Maybe it’s the fact that they make you go through the experience alone, or maybe it’s the fact that I had never done anything with virtual reality before; but the morning that I woke up for my Carne y Arena experience my belly was full of butterflies and my hands were clammy with anticipation.
Carne y Arena is a virtual reality installation created by Director Alejandro Iñarritu and you can experience it at LACMA in Los Angeles. After having gone through the installation; I not only feel as if its a beautiful creation but I also feel it to be necessary for everyone to experience.
The cold hits your body as soon as you enter and the steel benches are spread around the room with dirty belongings scattered around the floor. The sign on the wall instructs you to take off your shoes and to place them in the locker by the door; the tense energy is palpable as I scan the dirty children’s shoes and ripped backpacks surrounding me. These items were left behind in the Sonoran Desert by people attempting to cross the Mexican border for a chance at a better life in the United States. An alarm sounds and a red light begins to flash by the door announcing that it’s time to enter the next room.
Now I am in a large open space with sand on the floor, an orange light in the middle of the room which dimly lights the room and two men on the other end holding a contraption that I’ll soon become familiar with. One of the men asks me to walk towards them and I’m immediately aware that I’m barefoot and walking on sand. In a monotone voice one of the men explains that they’ll be placing a backpack on me as well as the virtual reality goggles. He lets me know how I can adjust them and reassures me that I can stop the experience at any time. He asks if I’m ready and with my heart in my throat which in turn causes my voice to shake I say, “Yes”. The goggles are on and suddenly I’m in the desert.

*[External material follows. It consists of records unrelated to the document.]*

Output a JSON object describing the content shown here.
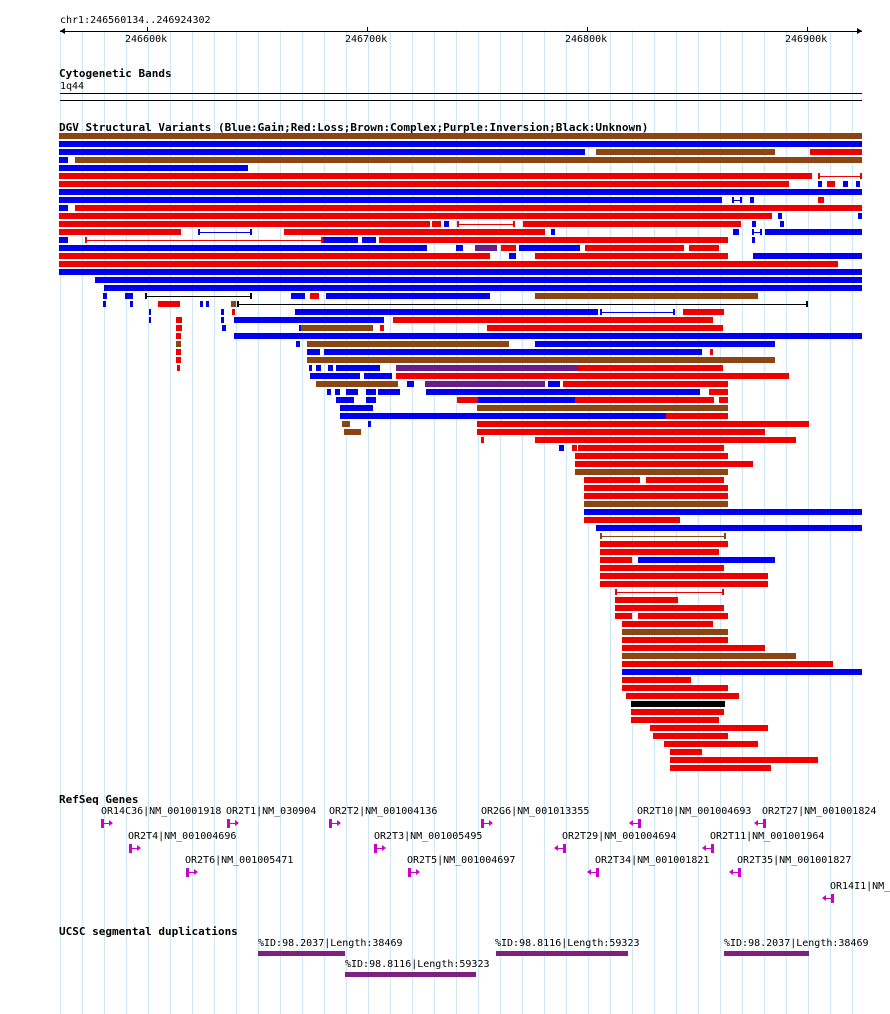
{
  "ruler": {
    "position": "chr1:246560134..246924302",
    "ticks": [
      "246600k",
      "246700k",
      "246800k",
      "246900k"
    ]
  },
  "tracks": {
    "cytoband": {
      "title": "Cytogenetic Bands",
      "band": "1q44"
    },
    "dgv": {
      "title": "DGV Structural Variants (Blue:Gain;Red:Loss;Brown:Complex;Purple:Inversion;Black:Unknown)"
    },
    "refseq": {
      "title": "RefSeq Genes",
      "genes": [
        {
          "label": "OR14C36|NM_001001918",
          "strand": "+"
        },
        {
          "label": "OR2T1|NM_030904",
          "strand": "+"
        },
        {
          "label": "OR2T2|NM_001004136",
          "strand": "+"
        },
        {
          "label": "OR2G6|NM_001013355",
          "strand": "+"
        },
        {
          "label": "OR2T10|NM_001004693",
          "strand": "-"
        },
        {
          "label": "OR2T27|NM_001001824",
          "strand": "-"
        },
        {
          "label": "OR2T4|NM_001004696",
          "strand": "+"
        },
        {
          "label": "OR2T3|NM_001005495",
          "strand": "+"
        },
        {
          "label": "OR2T29|NM_001004694",
          "strand": "-"
        },
        {
          "label": "OR2T11|NM_001001964",
          "strand": "-"
        },
        {
          "label": "OR2T6|NM_001005471",
          "strand": "+"
        },
        {
          "label": "OR2T5|NM_001004697",
          "strand": "+"
        },
        {
          "label": "OR2T34|NM_001001821",
          "strand": "-"
        },
        {
          "label": "OR2T35|NM_001001827",
          "strand": "-"
        },
        {
          "label": "OR14I1|NM_",
          "strand": "-"
        }
      ]
    },
    "segdups": {
      "title": "UCSC segmental duplications",
      "items": [
        {
          "label": "%ID:98.2037|Length:38469"
        },
        {
          "label": "%ID:98.8116|Length:59323"
        },
        {
          "label": "%ID:98.2037|Length:38469"
        },
        {
          "label": "%ID:98.8116|Length:59323"
        }
      ]
    }
  },
  "colors": {
    "gain": "#0000ee",
    "loss": "#ee0000",
    "complex": "#8b4513",
    "inversion": "#6a1b8a",
    "unknown": "#000000",
    "gene": "#cc00cc",
    "segdup": "#7f1f7f",
    "grid": "#cfe7f5"
  }
}
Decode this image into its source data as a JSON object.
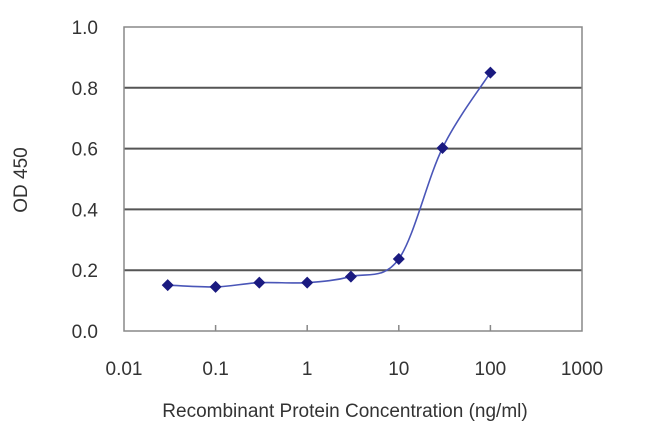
{
  "chart_data": {
    "type": "line",
    "title": "",
    "xlabel": "Recombinant Protein Concentration (ng/ml)",
    "ylabel": "OD 450",
    "x_scale": "log",
    "xlim": [
      0.01,
      1000
    ],
    "ylim": [
      0.0,
      1.0
    ],
    "x_ticks": [
      0.01,
      0.1,
      1,
      10,
      100,
      1000
    ],
    "x_tick_labels": [
      "0.01",
      "0.1",
      "1",
      "10",
      "100",
      "1000"
    ],
    "y_ticks": [
      0.0,
      0.2,
      0.4,
      0.6,
      0.8,
      1.0
    ],
    "y_tick_labels": [
      "0.0",
      "0.2",
      "0.4",
      "0.6",
      "0.8",
      "1.0"
    ],
    "grid": "horizontal",
    "series": [
      {
        "x": [
          0.03,
          0.1,
          0.3,
          1,
          3,
          10,
          30,
          100
        ],
        "y": [
          0.151,
          0.145,
          0.159,
          0.159,
          0.179,
          0.237,
          0.602,
          0.85
        ],
        "color": "#1a1a80",
        "marker": "diamond"
      }
    ]
  }
}
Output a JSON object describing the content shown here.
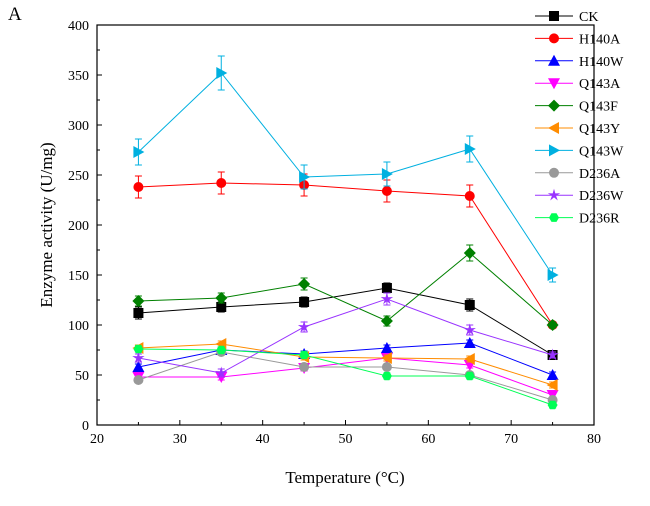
{
  "panel_label": "A",
  "chart_data": {
    "type": "line",
    "title": "",
    "xlabel": "Temperature (°C)",
    "ylabel": "Enzyme activity (U/mg)",
    "xlim": [
      20,
      80
    ],
    "ylim": [
      0,
      400
    ],
    "x_ticks": [
      20,
      30,
      40,
      50,
      60,
      70,
      80
    ],
    "y_ticks": [
      0,
      50,
      100,
      150,
      200,
      250,
      300,
      350,
      400
    ],
    "grid": false,
    "legend_position": "top-right",
    "x": [
      25,
      35,
      45,
      55,
      65,
      75
    ],
    "series": [
      {
        "name": "CK",
        "color": "#000000",
        "marker": "square",
        "values": [
          112,
          118,
          123,
          137,
          120,
          70
        ],
        "errors": [
          6,
          5,
          5,
          5,
          6,
          3
        ]
      },
      {
        "name": "H140A",
        "color": "#ff0000",
        "marker": "circle",
        "values": [
          238,
          242,
          240,
          234,
          229,
          100
        ],
        "errors": [
          11,
          11,
          11,
          11,
          11,
          3
        ]
      },
      {
        "name": "H140W",
        "color": "#0000ff",
        "marker": "triangle-up",
        "values": [
          58,
          75,
          71,
          77,
          82,
          50
        ],
        "errors": [
          3,
          3,
          3,
          3,
          3,
          3
        ]
      },
      {
        "name": "Q143A",
        "color": "#ff00ff",
        "marker": "triangle-down",
        "values": [
          48,
          48,
          57,
          67,
          60,
          30
        ],
        "errors": [
          3,
          3,
          3,
          3,
          3,
          3
        ]
      },
      {
        "name": "Q143F",
        "color": "#008000",
        "marker": "diamond",
        "values": [
          124,
          127,
          141,
          104,
          172,
          100
        ],
        "errors": [
          5,
          5,
          6,
          5,
          8,
          3
        ]
      },
      {
        "name": "Q143Y",
        "color": "#ff8c00",
        "marker": "triangle-left",
        "values": [
          77,
          81,
          68,
          67,
          66,
          40
        ],
        "errors": [
          3,
          3,
          3,
          3,
          3,
          3
        ]
      },
      {
        "name": "Q143W",
        "color": "#00b0e0",
        "marker": "triangle-right",
        "values": [
          273,
          352,
          248,
          251,
          276,
          150
        ],
        "errors": [
          13,
          17,
          12,
          12,
          13,
          7
        ]
      },
      {
        "name": "D236A",
        "color": "#999999",
        "marker": "circle",
        "values": [
          45,
          73,
          58,
          58,
          50,
          25
        ],
        "errors": [
          3,
          3,
          3,
          3,
          3,
          3
        ]
      },
      {
        "name": "D236W",
        "color": "#9933ff",
        "marker": "star",
        "values": [
          67,
          52,
          98,
          126,
          95,
          70
        ],
        "errors": [
          4,
          4,
          5,
          6,
          5,
          3
        ]
      },
      {
        "name": "D236R",
        "color": "#00ff55",
        "marker": "hexagon",
        "values": [
          76,
          75,
          70,
          49,
          49,
          20
        ],
        "errors": [
          3,
          3,
          3,
          3,
          3,
          3
        ]
      }
    ]
  }
}
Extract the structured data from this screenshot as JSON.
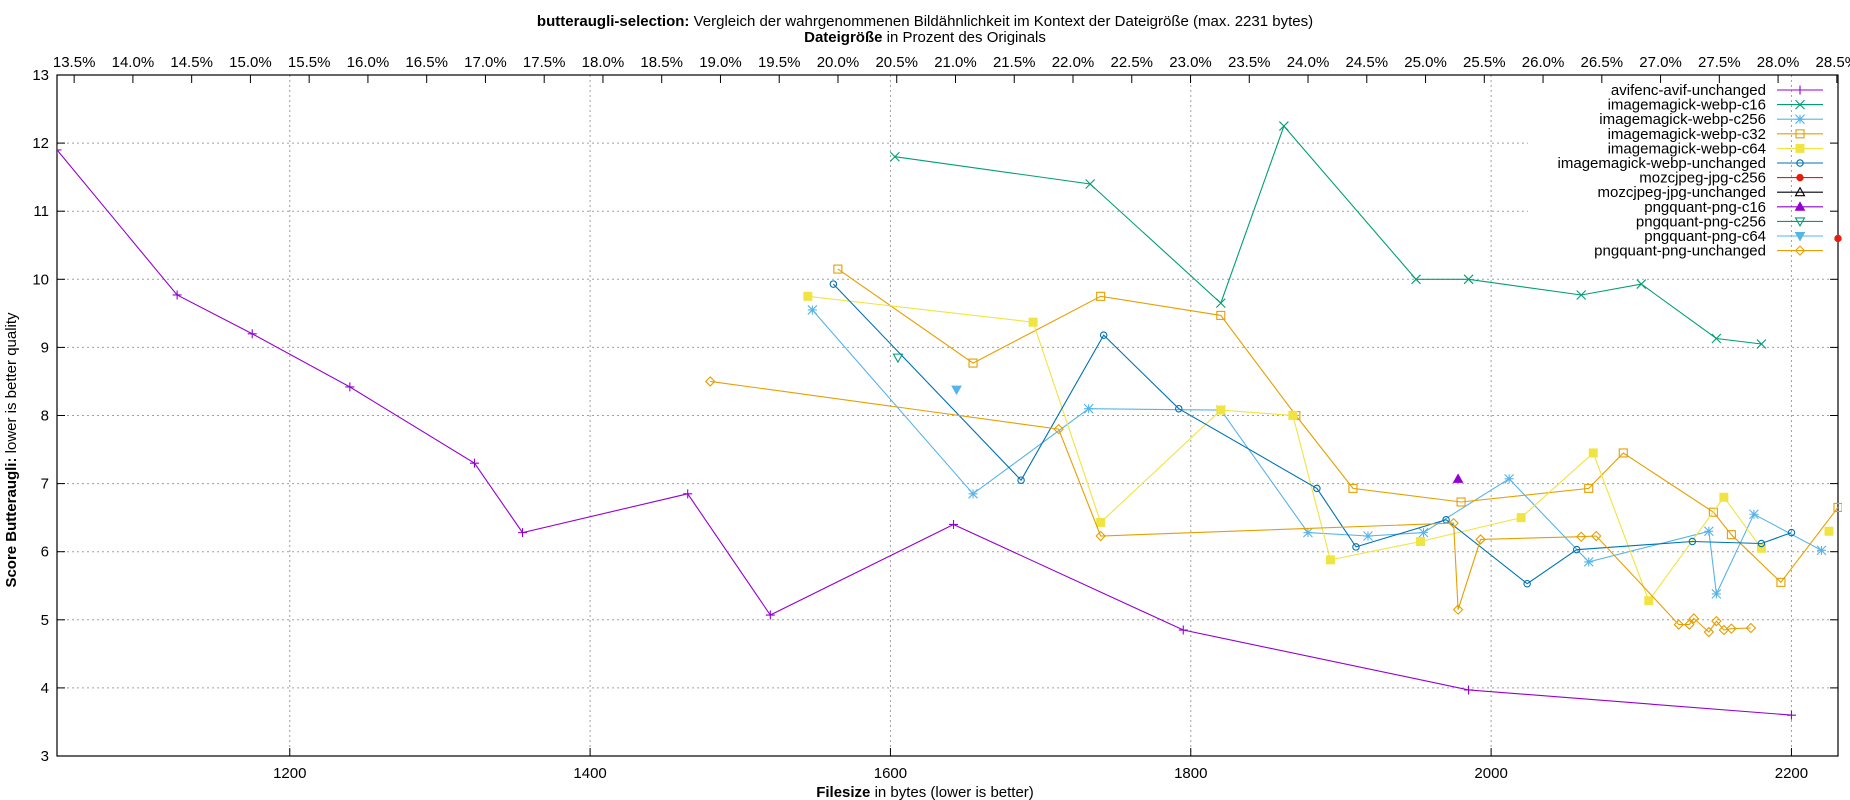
{
  "chart_data": {
    "type": "line",
    "title_bold": "butteraugli-selection:",
    "title_rest": " Vergleich der wahrgenommenen Bildähnlichkeit im Kontext der Dateigröße (max. 2231 bytes)",
    "x2label_bold": "Dateigröße",
    "x2label_rest": " in Prozent des Originals",
    "xlabel_bold": "Filesize",
    "xlabel_rest": " in bytes (lower is better)",
    "ylabel_bold": "Score Butteraugli:",
    "ylabel_rest": " lower is better quality",
    "xlim": [
      1045,
      2231
    ],
    "ylim": [
      3,
      13
    ],
    "xticks": [
      1200,
      1400,
      1600,
      1800,
      2000,
      2200
    ],
    "yticks": [
      3,
      4,
      5,
      6,
      7,
      8,
      9,
      10,
      11,
      12,
      13
    ],
    "x2ticks": [
      "13.5%",
      "14.0%",
      "14.5%",
      "15.0%",
      "15.5%",
      "16.0%",
      "16.5%",
      "17.0%",
      "17.5%",
      "18.0%",
      "18.5%",
      "19.0%",
      "19.5%",
      "20.0%",
      "20.5%",
      "21.0%",
      "21.5%",
      "22.0%",
      "22.5%",
      "23.0%",
      "23.5%",
      "24.0%",
      "24.5%",
      "25.0%",
      "25.5%",
      "26.0%",
      "26.5%",
      "27.0%",
      "27.5%",
      "28.0%",
      "28.5%"
    ],
    "x2_pct_per_byte": 0.012779,
    "grid": true,
    "legend_position": "top-right",
    "series": [
      {
        "name": "avifenc-avif-unchanged",
        "color": "#9400d3",
        "marker": "plus",
        "points": [
          [
            1045,
            11.9
          ],
          [
            1125,
            9.77
          ],
          [
            1175,
            9.2
          ],
          [
            1240,
            8.42
          ],
          [
            1323,
            7.3
          ],
          [
            1355,
            6.28
          ],
          [
            1465,
            6.85
          ],
          [
            1520,
            5.07
          ],
          [
            1642,
            6.4
          ],
          [
            1795,
            4.85
          ],
          [
            1985,
            3.97
          ],
          [
            2200,
            3.6
          ]
        ]
      },
      {
        "name": "imagemagick-webp-c16",
        "color": "#009e73",
        "marker": "cross",
        "points": [
          [
            1603,
            11.8
          ],
          [
            1733,
            11.4
          ],
          [
            1820,
            9.65
          ],
          [
            1862,
            12.25
          ],
          [
            1950,
            10.0
          ],
          [
            1985,
            10.0
          ],
          [
            2060,
            9.77
          ],
          [
            2100,
            9.93
          ],
          [
            2150,
            9.13
          ],
          [
            2180,
            9.05
          ]
        ]
      },
      {
        "name": "imagemagick-webp-c256",
        "color": "#56b4e9",
        "marker": "star",
        "points": [
          [
            1548,
            9.55
          ],
          [
            1655,
            6.85
          ],
          [
            1732,
            8.1
          ],
          [
            1820,
            8.08
          ],
          [
            1878,
            6.28
          ],
          [
            1918,
            6.23
          ],
          [
            1955,
            6.28
          ],
          [
            2012,
            7.07
          ],
          [
            2065,
            5.85
          ],
          [
            2145,
            6.3
          ],
          [
            2150,
            5.38
          ],
          [
            2175,
            6.55
          ],
          [
            2220,
            6.02
          ]
        ]
      },
      {
        "name": "imagemagick-webp-c32",
        "color": "#e69f00",
        "marker": "square",
        "points": [
          [
            1565,
            10.15
          ],
          [
            1655,
            8.77
          ],
          [
            1740,
            9.75
          ],
          [
            1820,
            9.47
          ],
          [
            1870,
            8.0
          ],
          [
            1908,
            6.93
          ],
          [
            1980,
            6.73
          ],
          [
            2065,
            6.93
          ],
          [
            2088,
            7.45
          ],
          [
            2148,
            6.58
          ],
          [
            2160,
            6.25
          ],
          [
            2193,
            5.55
          ],
          [
            2231,
            6.65
          ]
        ]
      },
      {
        "name": "imagemagick-webp-c64",
        "color": "#f0e442",
        "marker": "filled-square",
        "points": [
          [
            1545,
            9.75
          ],
          [
            1695,
            9.37
          ],
          [
            1740,
            6.43
          ],
          [
            1820,
            8.08
          ],
          [
            1868,
            8.0
          ],
          [
            1893,
            5.88
          ],
          [
            1953,
            6.15
          ],
          [
            2020,
            6.5
          ],
          [
            2068,
            7.45
          ],
          [
            2105,
            5.28
          ],
          [
            2155,
            6.8
          ],
          [
            2180,
            6.05
          ]
        ],
        "extra_points": [
          [
            2225,
            6.3
          ]
        ]
      },
      {
        "name": "imagemagick-webp-unchanged",
        "color": "#0072b2",
        "marker": "circle",
        "points": [
          [
            1562,
            9.93
          ],
          [
            1687,
            7.05
          ],
          [
            1742,
            9.18
          ],
          [
            1792,
            8.1
          ],
          [
            1884,
            6.93
          ],
          [
            1910,
            6.07
          ],
          [
            1970,
            6.47
          ],
          [
            2024,
            5.53
          ],
          [
            2057,
            6.03
          ],
          [
            2134,
            6.15
          ],
          [
            2180,
            6.12
          ],
          [
            2200,
            6.28
          ]
        ]
      },
      {
        "name": "mozcjpeg-jpg-c256",
        "color": "#e51e10",
        "marker": "filled-circle",
        "points": [
          [
            2231,
            10.6
          ]
        ]
      },
      {
        "name": "mozcjpeg-jpg-unchanged",
        "color": "#000000",
        "marker": "triangle",
        "points": []
      },
      {
        "name": "pngquant-png-c16",
        "color": "#9400d3",
        "marker": "filled-triangle",
        "points": [
          [
            1978,
            7.07
          ]
        ]
      },
      {
        "name": "pngquant-png-c256",
        "color": "#009e73",
        "marker": "triangle-down",
        "points": [
          [
            1605,
            8.85
          ]
        ]
      },
      {
        "name": "pngquant-png-c64",
        "color": "#56b4e9",
        "marker": "filled-triangle-down",
        "points": [
          [
            1644,
            8.38
          ]
        ]
      },
      {
        "name": "pngquant-png-unchanged",
        "color": "#e69f00",
        "marker": "diamond",
        "points": [
          [
            1480,
            8.5
          ],
          [
            1712,
            7.8
          ],
          [
            1740,
            6.23
          ],
          [
            1975,
            6.42
          ],
          [
            1978,
            5.15
          ],
          [
            1993,
            6.18
          ],
          [
            2060,
            6.22
          ],
          [
            2070,
            6.23
          ],
          [
            2125,
            4.93
          ],
          [
            2132,
            4.93
          ],
          [
            2135,
            5.02
          ],
          [
            2145,
            4.82
          ],
          [
            2150,
            4.98
          ],
          [
            2155,
            4.85
          ],
          [
            2160,
            4.87
          ],
          [
            2173,
            4.88
          ]
        ]
      }
    ]
  }
}
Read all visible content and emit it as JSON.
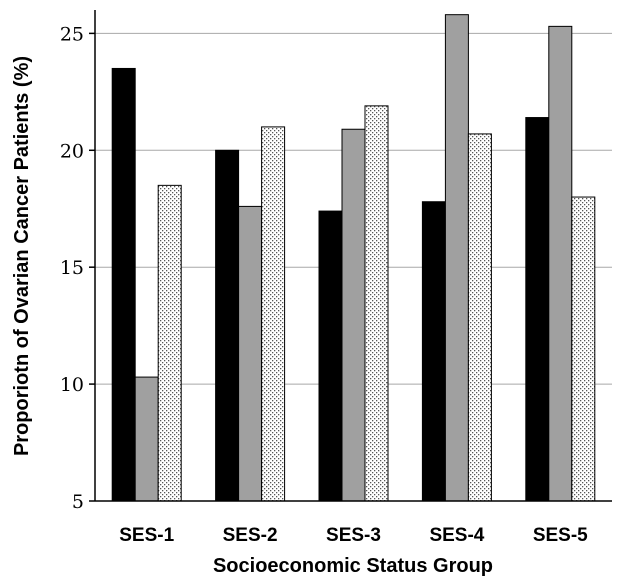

For close to seven minutes you exist in a world where you are walking amongst Immigrants attempting to cross the border. I won’t spoil the plot for you because the power in this piece is within the story but I will say that creating this in a virtual reality setting was an extraordinarily-perfect decision. The first words uttered from my mouth the moment it was over and the goggles came off were, “Shit. That was-” and as I struggled for more words and wiped the tears from my cheeks the men helped me take the backpack off.
The next room is a small room with a bench and access the other side of the locker for your belongings. This is where I took a moment to sit down and cry. An overpowering wave of emotions came over me and I had to pause in order to compose myself. Carne y Arena came into existence at a perfect time; the political climate has brought Immigrants (brown immigrants to be exact) at the forefront of many debates and being a second generation Mexican has never felt more overwhelming. At a time where I find myself struggling to explain the powerful and unwavering hard work that my people are known for; Carne y Arena is vital in the possibility of helping the less-understanding feel a tiny bit of empathy for people you may not completely connect with.
The last part of the installation is a hallway that is lined with video screens each of which play a biographical stories of immigrants that inspired Carne y Arena. Each gripping story is more captivating than the last and suddenly this experience jumps beyond the cinematic history that is incorporating Virtual Reality into a short-film and it becomes a life-changing installation of art.
Carne y Arena is worth every fiber of anxiety that traveled through my body on the day of. It is fascinating in its delivery and personal in its storyline. It forces a reaction out of you and creates a world where you may just be able to empathize with someone even if you don’t completely understand the journey that caused your paths to crossed.